Bei der Frage wie neuartige medizinische Geräte vor Hackerangriffen geschützt werden können, stehen viele Firmen vor einem Rätsel. Bis dato gibt es in Deutschland bzw. in der gesamten EU keine eindeutige, verpflichtende Vorgabe, wie diese wichtigen Geräte zu schützen sind oder getestet werden müssen, um mögliche Angriffe zu vermeiden.

Man mag denken, dass in Deutschland, im Land der Bürokratie, solche Richtlinien seit langem existieren. Ein Irrtum! – So existiert zwar eine EU-Verordnung (MDR – Medical Device Regulations), welche speziell für Medizingeräte Details vorschreibt, jedoch ist der Absatz in dieser Verordnung bezüglich der Sicherheit in der IT nur sehr kurz und wenig aussagekräftig verfasst.

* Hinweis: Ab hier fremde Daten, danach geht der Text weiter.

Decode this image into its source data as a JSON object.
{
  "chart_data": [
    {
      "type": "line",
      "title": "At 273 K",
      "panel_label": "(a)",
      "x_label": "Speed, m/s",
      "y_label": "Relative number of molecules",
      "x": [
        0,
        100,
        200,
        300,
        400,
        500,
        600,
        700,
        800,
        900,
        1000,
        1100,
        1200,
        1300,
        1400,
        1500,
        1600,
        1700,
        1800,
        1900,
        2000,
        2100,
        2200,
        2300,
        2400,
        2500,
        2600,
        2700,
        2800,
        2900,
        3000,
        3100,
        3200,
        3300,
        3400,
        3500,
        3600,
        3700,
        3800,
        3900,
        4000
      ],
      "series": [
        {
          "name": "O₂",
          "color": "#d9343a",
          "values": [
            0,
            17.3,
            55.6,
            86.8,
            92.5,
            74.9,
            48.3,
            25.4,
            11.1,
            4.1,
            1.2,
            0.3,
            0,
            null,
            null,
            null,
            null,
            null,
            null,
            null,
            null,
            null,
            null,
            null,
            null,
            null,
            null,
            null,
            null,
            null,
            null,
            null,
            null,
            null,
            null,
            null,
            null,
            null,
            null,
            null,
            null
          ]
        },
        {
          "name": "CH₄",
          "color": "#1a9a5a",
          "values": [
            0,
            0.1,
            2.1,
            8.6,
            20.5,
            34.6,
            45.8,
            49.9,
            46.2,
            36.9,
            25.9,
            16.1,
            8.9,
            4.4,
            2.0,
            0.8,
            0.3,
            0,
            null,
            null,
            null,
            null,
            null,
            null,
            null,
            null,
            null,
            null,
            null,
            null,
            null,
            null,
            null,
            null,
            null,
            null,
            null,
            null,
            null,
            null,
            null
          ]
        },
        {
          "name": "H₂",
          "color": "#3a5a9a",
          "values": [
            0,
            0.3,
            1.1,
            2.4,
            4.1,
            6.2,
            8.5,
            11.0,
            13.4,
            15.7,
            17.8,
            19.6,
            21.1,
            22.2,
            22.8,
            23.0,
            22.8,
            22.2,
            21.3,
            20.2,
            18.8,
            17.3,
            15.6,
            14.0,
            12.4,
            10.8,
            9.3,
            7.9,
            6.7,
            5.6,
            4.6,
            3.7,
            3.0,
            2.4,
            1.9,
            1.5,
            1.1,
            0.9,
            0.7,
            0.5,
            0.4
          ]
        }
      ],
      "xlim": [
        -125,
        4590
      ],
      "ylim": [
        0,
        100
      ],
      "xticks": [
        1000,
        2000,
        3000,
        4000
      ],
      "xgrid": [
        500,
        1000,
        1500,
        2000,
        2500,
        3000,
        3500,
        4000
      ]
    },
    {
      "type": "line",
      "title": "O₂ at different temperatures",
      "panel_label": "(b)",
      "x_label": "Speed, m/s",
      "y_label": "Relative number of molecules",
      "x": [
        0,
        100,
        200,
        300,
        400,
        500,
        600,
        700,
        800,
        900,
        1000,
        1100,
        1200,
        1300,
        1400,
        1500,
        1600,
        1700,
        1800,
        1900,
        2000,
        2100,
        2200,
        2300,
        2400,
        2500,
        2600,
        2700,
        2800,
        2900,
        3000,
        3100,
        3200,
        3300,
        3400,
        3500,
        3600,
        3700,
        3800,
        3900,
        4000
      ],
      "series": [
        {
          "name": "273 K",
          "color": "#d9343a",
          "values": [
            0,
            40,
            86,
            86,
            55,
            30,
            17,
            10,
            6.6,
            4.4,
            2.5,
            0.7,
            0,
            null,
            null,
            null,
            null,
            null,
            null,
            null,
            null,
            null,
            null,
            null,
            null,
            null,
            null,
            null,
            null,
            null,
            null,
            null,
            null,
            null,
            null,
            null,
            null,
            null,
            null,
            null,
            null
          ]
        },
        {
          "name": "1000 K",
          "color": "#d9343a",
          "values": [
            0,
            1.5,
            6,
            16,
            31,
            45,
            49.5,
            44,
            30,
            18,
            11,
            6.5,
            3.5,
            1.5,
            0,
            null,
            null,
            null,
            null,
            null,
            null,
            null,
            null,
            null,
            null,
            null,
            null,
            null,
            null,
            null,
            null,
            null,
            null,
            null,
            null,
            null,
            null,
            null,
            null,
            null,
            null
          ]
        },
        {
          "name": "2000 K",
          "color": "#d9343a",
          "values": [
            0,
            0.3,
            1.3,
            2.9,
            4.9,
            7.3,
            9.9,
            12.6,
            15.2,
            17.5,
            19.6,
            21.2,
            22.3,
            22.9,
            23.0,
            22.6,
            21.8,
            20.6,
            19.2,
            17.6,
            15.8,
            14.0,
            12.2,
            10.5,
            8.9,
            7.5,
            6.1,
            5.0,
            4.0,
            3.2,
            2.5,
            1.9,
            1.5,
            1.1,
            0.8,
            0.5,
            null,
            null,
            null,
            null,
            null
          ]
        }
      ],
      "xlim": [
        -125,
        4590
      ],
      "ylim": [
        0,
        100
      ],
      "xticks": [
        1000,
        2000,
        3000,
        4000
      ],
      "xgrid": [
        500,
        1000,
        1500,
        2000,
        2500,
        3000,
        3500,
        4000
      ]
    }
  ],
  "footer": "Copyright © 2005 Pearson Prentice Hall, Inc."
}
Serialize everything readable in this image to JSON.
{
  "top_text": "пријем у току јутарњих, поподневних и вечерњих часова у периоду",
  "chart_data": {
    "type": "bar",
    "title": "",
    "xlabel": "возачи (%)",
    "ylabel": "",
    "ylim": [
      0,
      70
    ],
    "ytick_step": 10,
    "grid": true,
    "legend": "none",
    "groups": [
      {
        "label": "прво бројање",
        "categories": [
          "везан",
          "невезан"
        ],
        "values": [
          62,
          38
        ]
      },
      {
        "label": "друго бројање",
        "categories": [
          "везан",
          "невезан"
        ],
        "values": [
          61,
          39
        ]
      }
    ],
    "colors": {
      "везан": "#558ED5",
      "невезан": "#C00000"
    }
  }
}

(Quelle: https://www.medical-device-regulation.eu)

Diese sehr vage formulierten Paragraphen lassen natürlich nahezu jeden Spielraum zu, wenn es darum geht, ein Gerät möglichst sicher gegen Hackerangriffe zu entwickeln. Durch eine mittlerweile durchgehende Globalisierung lässt sich allerdings vermuten, dass bessere Frameworks bzw. Richtlinien zwangsweise diesen europäischen Standard beeinflussen werden. Die Rede ist von dem sogenannten UL-2900 Standard, welcher in Nordamerika bereits genutzt wird. Dieser Standard ist von der örtlichen Gesundheitsbehörde offiziell anerkannt worden.

(Quelle https://www.ul.com/news/us-fda-has-officially-recognized-ul-2900-cybersecurity-standard-medical-devices)

Der Standard umfasst Sicherheitsstandards bzw. Aspekte aus verschiedenen Bereichen.

(Quelle: https://www.johner-institut.de/blog/wp-content/uploads/2018/01/UL-2900-Familie.jpg)

Der UL 2900-1 ist hier der Grundstandard mit allgemeinen Produktanforderungen

Der UL 2900-2-1 zählt zu den branchenspezifischen Standards und wendet sich an den Gesundheitsmarkt. Ein Blick auf diesen Standard offenbart einige Aspekte, die vom Hersteller beachtet werden müssen, bevor ein neues Medizingerät auf dem Markt vorgestellt wird.
So ist unter anderem die Suche nach bekannten Schwachstellen, Fuzzing von verschiedenen Interfaces und Protokollen, die Durchführung von Penetrationstests sowie die Etablierung von Patch-Management-Systemen Bestandteil dieser Norm.

(Quelle: https://www.ul.com)

Auch wenn die UL-Norm im Gegensatz zur europäischen MDR bezüglich IT-Sicherheit deutlich tiefgreifender ausgearbeitet ist, gibt es dennoch einige Kritikpunkte. Beispielsweise fordert der UL 2900-1, dass der entwickelte Source Code einer statischen Code-Analyse unterzogen werden soll. Der Standard nennt weder auf was der Code untersucht werden soll noch welche Eigenschaften zu prüfen sind. Außerdem wird in der Norm nicht näher erläutert, warum die Autoren genau diese Anforderungen verwendet haben.

Dennoch zeichnet die UL-2900 einen Ausblick, wohin sich der moderne Standard zur IT-Sicherheit von Medizingerät entwickeln könnte. Man kann davon ausgehen, dass zukünftig die meisten Hersteller von Medizinprodukten zu umfangreichen Sicherheitstests verpflichtet werden. Betrachtet man simultan den rasant wachsenden Markt von smarten Medizintechnologien wird schnell klar, welche Branche durch die erhöhte Nachfrage von solchen Produkten profitieren wird. Der IT-Security-Sektor ist heute wichtiger denn je. Eine Abflachung des Bedarfs an Spezialisten wird wohl auch in den kommenden Jahren nicht eintreffen.

Exponentielle Digitalisierung resultiert im exponentiellen Sicherheitsbedarf.